Meanwhile, in a question-and-answer session with reporters after his speech, Mr. Cox indicated that the SEC could consider ways for advisers to recoup expenses for servicing their customers’ accounts if 12(b)-1 fees are abolished.
“To the extent that administrative expenses, for example, are being paid with these fees, those are administrative chores that fund shareholders need to have performed,” he said. “The money needs to come from someplace.”
Many brokers now use 12(b)-1 fees to pay for servicing their clients.
About $11 billion in 12(b)-1 fees is collected annually.
“Undoubtedly, they are put to a variety of important purposes,” Mr. Cox added.
The SEC is considering “whether or not the morphing of 12(b)-1 fees from the original purpose, marketing expenses, to today’s applications has outstripped the confines of the original rule,” he said.
At the session with reporters, Mr. Cox also reiterated the intention of the commission to “reform or repeal” the fees.
“We are doing a top-to-bottom review of 12(b)-1 fees — their usefulness today in light of their original purposes, the dramatic changes that have taken in the market in the last 27 years since the rule [allowing the mutual fund fees] was first put into effect,” he said.

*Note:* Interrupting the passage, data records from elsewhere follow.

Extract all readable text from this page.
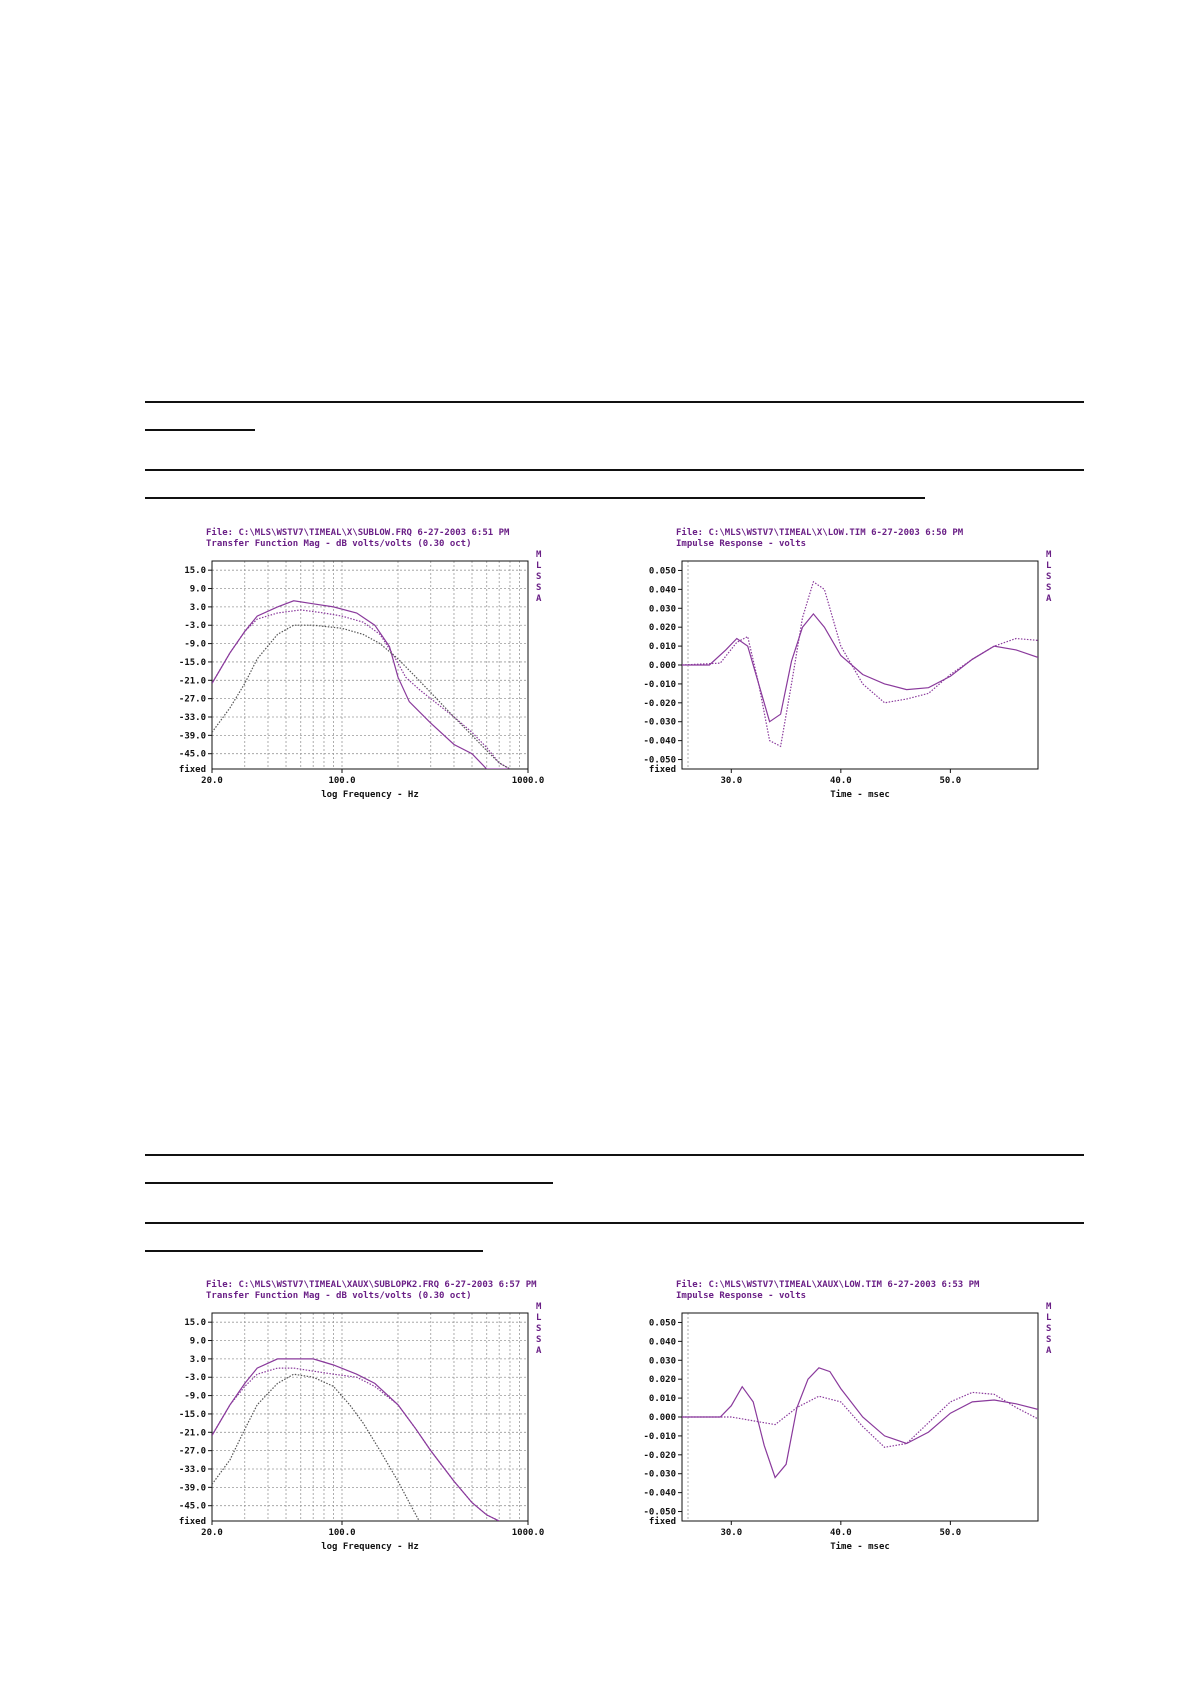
File: C:\MLS\WSTV7\TIMEAL\X\SUBLOW.FRQ 6-27-2003 6:51 PM
Transfer Function Mag - dB volts/volts (0.30 oct)
15.0
9.0
3.0
-3.0
-9.0
-15.0
-21.0
-27.0
-33.0
-39.0
-45.0
fixed
20.0	100.0	1000.0
log Frequency - Hz
M
L
S
S
A
File: C:\MLS\WSTV7\TIMEAL\X\LOW.TIM 6-27-2003 6:50 PM
Impulse Response - volts
0.050
0.040
0.030
0.020
0.010
0.000
-0.010
-0.020
-0.030
-0.040
-0.050
fixed
30.0	40.0	50.0
Time - msec
M
L
S
S
A
File: C:\MLS\WSTV7\TIMEAL\XAUX\SUBLOPK2.FRQ 6-27-2003 6:57 PM
Transfer Function Mag - dB volts/volts (0.30 oct)
15.0
9.0
3.0
-3.0
-9.0
-15.0
-21.0
-27.0
-33.0
-39.0
-45.0
fixed
20.0	100.0	1000.0
log Frequency - Hz
M
L
S
S
A
File: C:\MLS\WSTV7\TIMEAL\XAUX\LOW.TIM 6-27-2003 6:53 PM
Impulse Response - volts
0.050
0.040
0.030
0.020
0.010
0.000
-0.010
-0.020
-0.030
-0.040
-0.050
fixed
30.0	40.0	50.0
Time - msec
M
L
S
S
A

“I expect that we will, as a result of that, actually propose reform or repeal” this year, said Mr. Cox.
Fund executives, however, aren’t happy with the idea of repeal.

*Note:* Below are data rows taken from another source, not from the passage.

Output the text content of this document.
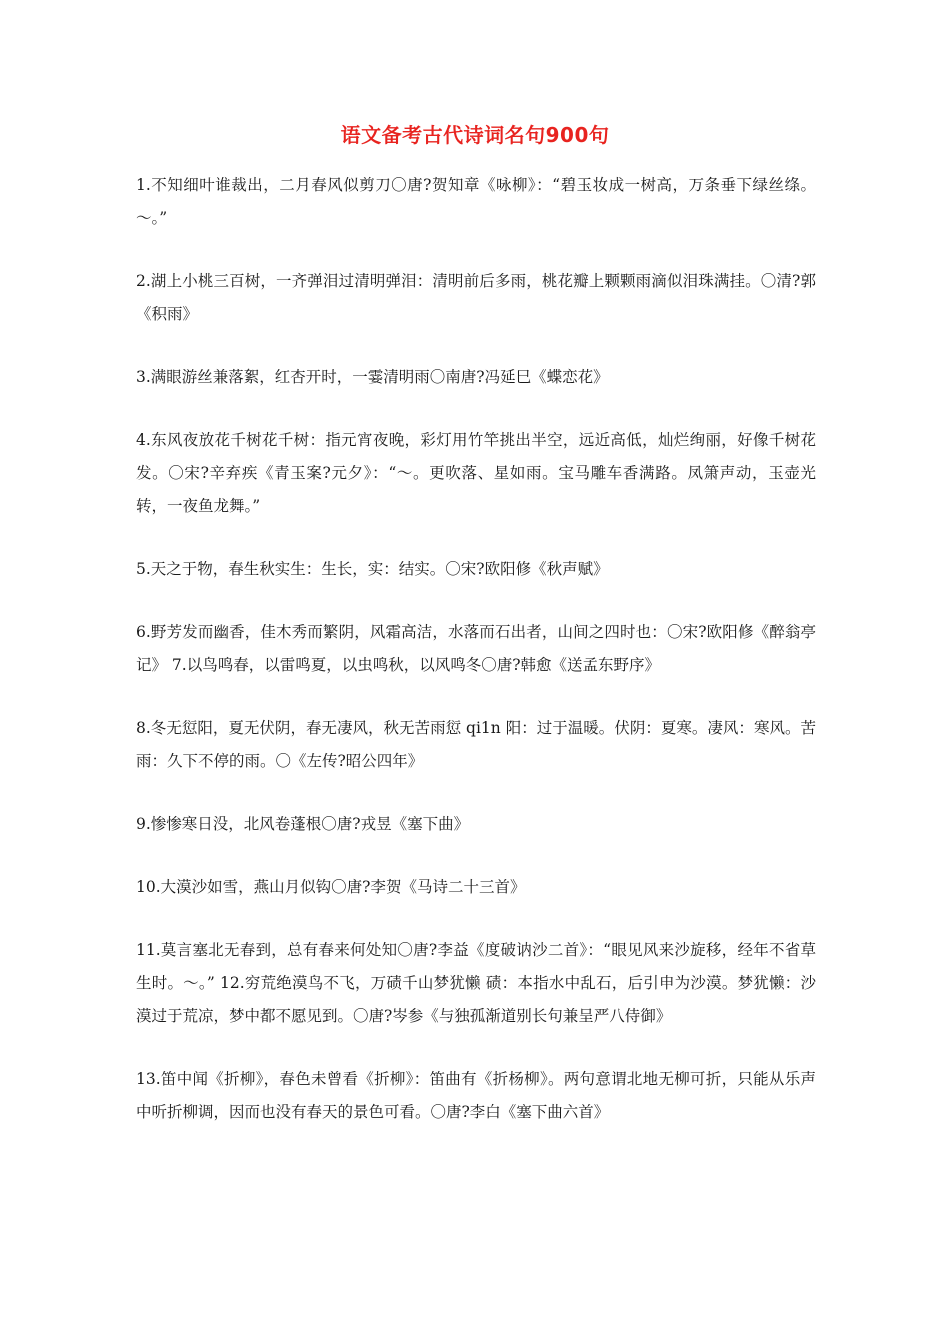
语文备考古代诗词名句900句

1.不知细叶谁裁出，二月春风似剪刀〇唐?贺知章《咏柳》：“碧玉妆成一树高，万条垂下绿丝绦。～。”

2.湖上小桃三百树，一齐弹泪过清明弹泪：清明前后多雨，桃花瓣上颗颗雨滴似泪珠满挂。〇清?郭《积雨》

3.满眼游丝兼落絮，红杏开时，一霎清明雨〇南唐?冯延巳《蝶恋花》

4.东风夜放花千树花千树：指元宵夜晚，彩灯用竹竿挑出半空，远近高低，灿烂绚丽，好像千树花发。〇宋?辛弃疾《青玉案?元夕》：“～。更吹落、星如雨。宝马雕车香满路。凤箫声动，玉壶光转，一夜鱼龙舞。”

5.天之于物，春生秋实生：生长，实：结实。〇宋?欧阳修《秋声赋》

6.野芳发而幽香，佳木秀而繁阴，风霜高洁，水落而石出者，山间之四时也：〇宋?欧阳修《醉翁亭记》 7.以鸟鸣春，以雷鸣夏，以虫鸣秋，以风鸣冬〇唐?韩愈《送孟东野序》

8.冬无愆阳，夏无伏阴，春无凄风，秋无苦雨愆 qi1n 阳：过于温暖。伏阴：夏寒。凄风：寒风。苦雨：久下不停的雨。〇《左传?昭公四年》

9.惨惨寒日没，北风卷蓬根〇唐?戎昱《塞下曲》

10.大漠沙如雪，燕山月似钩〇唐?李贺《马诗二十三首》

11.莫言塞北无春到，总有春来何处知〇唐?李益《度破讷沙二首》：“眼见风来沙旋移，经年不省草生时。～。” 12.穷荒绝漠鸟不飞，万碛千山梦犹懒 碛：本指水中乱石，后引申为沙漠。梦犹懒：沙漠过于荒凉，梦中都不愿见到。〇唐?岑参《与独孤渐道别长句兼呈严八侍御》

13.笛中闻《折柳》，春色未曾看《折柳》：笛曲有《折杨柳》。两句意谓北地无柳可折，只能从乐声中听折柳调，因而也没有春天的景色可看。〇唐?李白《塞下曲六首》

It seems logical that Mr. Cox and the SEC will look at making 12(b)-1 fees easier to understand, Thomas E. Faust Jr., president and chief investment officer of Eaton Vance Corp. of Boston, said in an interview.
Doing so would be a natural extension of the SEC’s drive to make disclosure better, he said.
But Mr. Faust said he isn’t sure that repeal is the way to go.
Getting rid of 12(b)-1 fees would “play havoc with the industry,” Mr. Needles said.
But at least one mutual fund executive said that he disagrees.
Although Neil Hennessy, president of Hennessy Advisors Inc. of Novato, Calif., wouldn’t want to see 12(b)-1 fees abolished, it wouldn’t cripple his business if they went away, he said in an interview.
For the most part, however, he and other fund executives in attendance said they liked what they heard from the regulators.
In addition to point-of-sale disclosure, Ms. Schapiro talked about the need for different regulators to work more closely together, eliminating duplicative rules and regulations.
She called the scheduled merger between the regulatory operations of the New York Stock Exchange and NASD — which she said should conclude sometime this summer — one example of what should be happening in the industry.
That is something that the SEC and the Commodities Futures Trading Commission in Washington should consider, rather than fight over such issues as who has jurisdiction over investment vehicles such as credit default swaps. Ms. Schapiro said.
“It’s a waste of energy,” she said about such tussles.